240 likes | 520 Views
CloudStack Identity and Access Management (IAM). June 2014 Meghna Kale. In next 45 minutes …. Agenda What is IAM? IAM as a service Cloudstack IAM Background Proposal Architecture and Design Use cases Problems faced during 4.4 release . Sungard contribution. What is IAM? .
E N D
CloudStack Identity and Access Management (IAM) June 2014 Meghna Kale
In next 45 minutes … • Agenda • What is IAM? IAM as a service • Cloudstack IAM • Background • Proposal • Architecture and Design • Use cases • Problems faced during 4.4 release. • Sungard contribution.
What is IAM? What is IAM ? Identity and access management (IAM) is the security discipline that enables the right individuals to access the right resources at the right times for the right reasons. What does it do ? IAM enables you to securely control access to your application or product services and resources for your users. Using IAM, you can create and manage users and groups and use permissions to allow and deny their access to the resources.
… IAM ? Why IAM ? IAM addresses the mission-critical need to ensure appropriate access to resources across increasingly heterogeneous technology environments, and to meet increasingly rigorous compliance requirements. This security practice is a crucial undertaking for any enterprise. It is increasingly business-aligned, and it requires business skills, not just technical expertise. Enterprises that develop mature IAM capabilities can reduce their identity management costs and, more importantly, become significantly more agile in supporting new business initiatives.
Amazon : IAM as a service AWS Identity and Access Management AWS Identity and Access Management (IAM) is a web service that enables Amazon Web Services (AWS) customers to manage users and user permissions in AWS. The service is targeted at organizations with multiple users or systems that use AWS products such as Amazon EC2, Amazon SimpleDB, and the AWS Management Console. With IAM, you can centrally manage users, security credentials such as access keys, and permissions that control which AWS resources users can access.
Cloudstack IAM : Background Existing role bases access control in Cloudstack Fixed roles (Root Admin, Domain Admin, User) Prebaked Access control. No support for custom roles. Special hard-coded access control logic baked in service layer for some resources like networks, affinity groups, etc. Granting permissions by dedicated API’s is very restrictive.
Proposal • Component diagram of the IAM module. • Server : • – An implementation of pure IAM taxonomy independent of CloudStack. • – Out-of-box IAM server implementation based on cloudstackIAM schema • – Provide IAM server interface for third-party (LDAP/AD based) to implement a different IAM server. • Plugin: • A plugin integrated with CloudStack through adapter interfaces: • APIChecker • SecurityChecker • QuerySelector
Proposal Component diagram of the IAM module.
Proposal Component diagram of the IAM module. IAM Plugin: • IAM APIs • Adapters –APIChecker –SecurityChecker •AccessType –QuerySelector • Plugin understands CloudStack’sterminology.
Proposal IAM API’s :
Design Group Group contains a number of CloudStack accounts. Customers should be able to Create, Edit, List and Delete Groups. Editing includes adding or removing accounts to or from a group. Account Account is just our current CloudStack Account, all the permission controls are done at Account level. We can assign an Account to more than one Group. User CloudStack user just contains login credentials, and this is not the level that we are performing permission control.

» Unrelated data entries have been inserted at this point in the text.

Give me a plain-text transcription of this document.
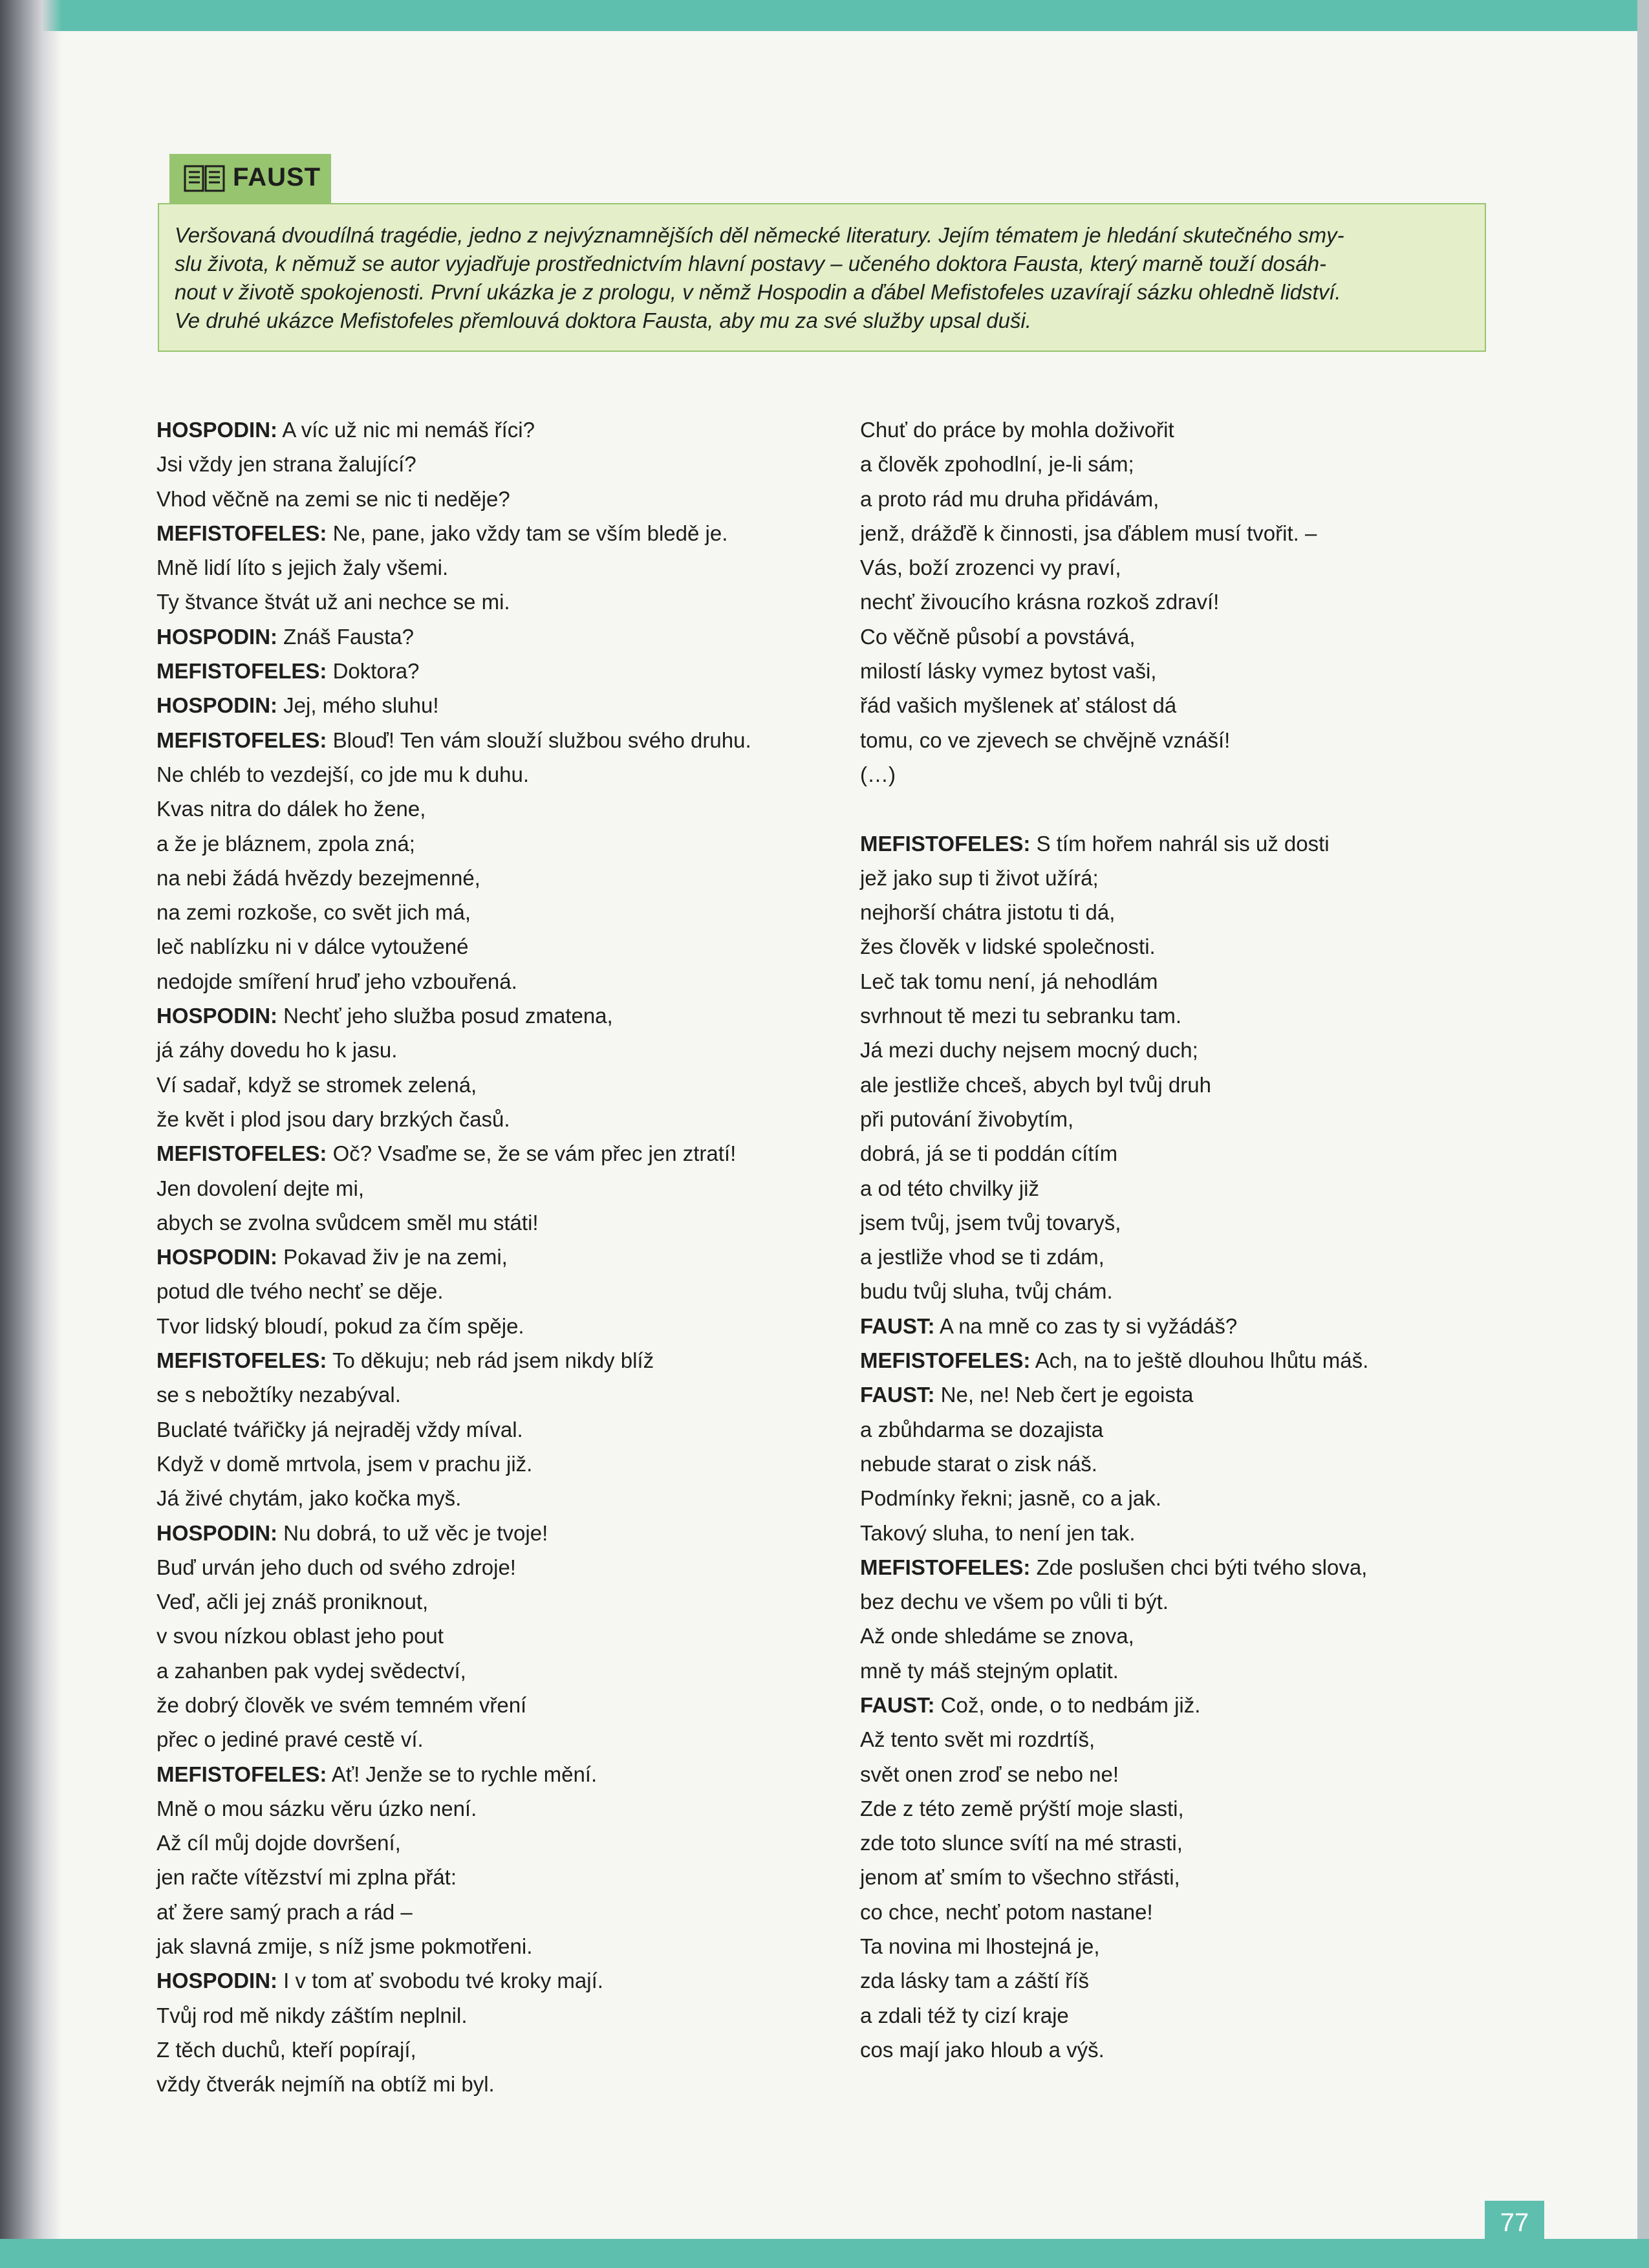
FAUST
Veršovaná dvoudílná tragédie, jedno z nejvýznamnějších děl německé literatury. Jejím tématem je hledání skutečného smy-
slu života, k němuž se autor vyjadřuje prostřednictvím hlavní postavy – učeného doktora Fausta, který marně touží dosáh-
nout v životě spokojenosti. První ukázka je z prologu, v němž Hospodin a ďábel Mefistofeles uzavírají sázku ohledně lidství.
Ve druhé ukázce Mefistofeles přemlouvá doktora Fausta, aby mu za své služby upsal duši.
HOSPODIN: A víc už nic mi nemáš říci?
Jsi vždy jen strana žalující?
Vhod věčně na zemi se nic ti neděje?
MEFISTOFELES: Ne, pane, jako vždy tam se vším bledě je.
Mně lidí líto s jejich žaly všemi.
Ty štvance štvát už ani nechce se mi.
HOSPODIN: Znáš Fausta?
MEFISTOFELES: Doktora?
HOSPODIN: Jej, mého sluhu!
MEFISTOFELES: Blouď! Ten vám slouží službou svého druhu.
Ne chléb to vezdejší, co jde mu k duhu.
Kvas nitra do dálek ho žene,
a že je bláznem, zpola zná;
na nebi žádá hvězdy bezejmenné,
na zemi rozkoše, co svět jich má,
leč nablízku ni v dálce vytoužené
nedojde smíření hruď jeho vzbouřená.
HOSPODIN: Nechť jeho služba posud zmatena,
já záhy dovedu ho k jasu.
Ví sadař, když se stromek zelená,
že květ i plod jsou dary brzkých časů.
MEFISTOFELES: Oč? Vsaďme se, že se vám přec jen ztratí!
Jen dovolení dejte mi,
abych se zvolna svůdcem směl mu státi!
HOSPODIN: Pokavad živ je na zemi,
potud dle tvého nechť se děje.
Tvor lidský bloudí, pokud za čím spěje.
MEFISTOFELES: To děkuju; neb rád jsem nikdy blíž
se s nebožtíky nezabýval.
Buclaté tvářičky já nejraděj vždy míval.
Když v domě mrtvola, jsem v prachu již.
Já živé chytám, jako kočka myš.
HOSPODIN: Nu dobrá, to už věc je tvoje!
Buď urván jeho duch od svého zdroje!
Veď, ačli jej znáš proniknout,
v svou nízkou oblast jeho pout
a zahanben pak vydej svědectví,
že dobrý člověk ve svém temném vření
přec o jediné pravé cestě ví.
MEFISTOFELES: Ať! Jenže se to rychle mění.
Mně o mou sázku věru úzko není.
Až cíl můj dojde dovršení,
jen račte vítězství mi zplna přát:
ať žere samý prach a rád –
jak slavná zmije, s níž jsme pokmotřeni.
HOSPODIN: I v tom ať svobodu tvé kroky mají.
Tvůj rod mě nikdy záštím neplnil.
Z těch duchů, kteří popírají,
vždy čtverák nejmíň na obtíž mi byl.
Chuť do práce by mohla doživořit
a člověk zpohodlní, je-li sám;
a proto rád mu druha přidávám,
jenž, drážďě k činnosti, jsa ďáblem musí tvořit. –
Vás, boží zrozenci vy praví,
nechť živoucího krásna rozkoš zdraví!
Co věčně působí a povstává,
milostí lásky vymez bytost vaši,
řád vašich myšlenek ať stálost dá
tomu, co ve zjevech se chvějně vznáší!
(…)
MEFISTOFELES: S tím hořem nahrál sis už dosti
jež jako sup ti život užírá;
nejhorší chátra jistotu ti dá,
žes člověk v lidské společnosti.
Leč tak tomu není, já nehodlám
svrhnout tě mezi tu sebranku tam.
Já mezi duchy nejsem mocný duch;
ale jestliže chceš, abych byl tvůj druh
při putování živobytím,
dobrá, já se ti poddán cítím
a od této chvilky již
jsem tvůj, jsem tvůj tovaryš,
a jestliže vhod se ti zdám,
budu tvůj sluha, tvůj chám.
FAUST: A na mně co zas ty si vyžádáš?
MEFISTOFELES: Ach, na to ještě dlouhou lhůtu máš.
FAUST: Ne, ne! Neb čert je egoista
a zbůhdarma se dozajista
nebude starat o zisk náš.
Podmínky řekni; jasně, co a jak.
Takový sluha, to není jen tak.
MEFISTOFELES: Zde poslušen chci býti tvého slova,
bez dechu ve všem po vůli ti být.
Až onde shledáme se znova,
mně ty máš stejným oplatit.
FAUST: Což, onde, o to nedbám již.
Až tento svět mi rozdrtíš,
svět onen zroď se nebo ne!
Zde z této země prýští moje slasti,
zde toto slunce svítí na mé strasti,
jenom ať smím to všechno střásti,
co chce, nechť potom nastane!
Ta novina mi lhostejná je,
zda lásky tam a záští říš
a zdali též ty cizí kraje
cos mají jako hloub a výš.
77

Design … Policy Policy is a set of permission. Customer should be able to attach several policies to a Group to define the permission for that group. By default, we have the following 3 types of policy templates: Root Admin Policy: have permissions to all resources in the CloudStack for allowed APIs. Domain Admin Policy: have permissions to all resources under the belonging domain for allowed APIs. Resource Owner Policy: have permissions to all owned resources for allowed APIs. Other than that, customer should be able to define customized policies by grant or deny permission to customize permissions for the group.
Design … Permission A policy consists of set of Permissions. A Permission is a way of defining access control.Using Permission, customer defines what actions are allowed or denied, on what resources, under which account or domain. A single permission definition consists of: - Action (API Name) - Allow / Deny - Scope (Account | Domain | Resource) - Scope Id (Id of the above defined scope) - Resource Type
Use cases 1: Custom Policy: Use case : Domain Admin wants to grant “read only access” to all VM’s for his domain to some accounts.
Use cases 2: Cross-Account Grant: Use case : Account A has a VM and wants to grant Account B to start/stop this VM.
Problems faced in 4.4 release : During the development of IAM feature, it was found that there are several areas of current APIs which are not compatible with the Real IAM model introduced. For these reasons this feature is disabled in 4.4 release. - Current implementation of the list APIs is tied tightly with the default roles (root admin,domain.admin, regular user). - There are few flags in API which do not have a clear definition and also which one takes precedence like listAll, isRecursive. - The owner of the entities being created is implicitly derived from other entities used in the creation. This will break granting, even if user A grants a resource to user B, the entity created by user B is still owned by user A.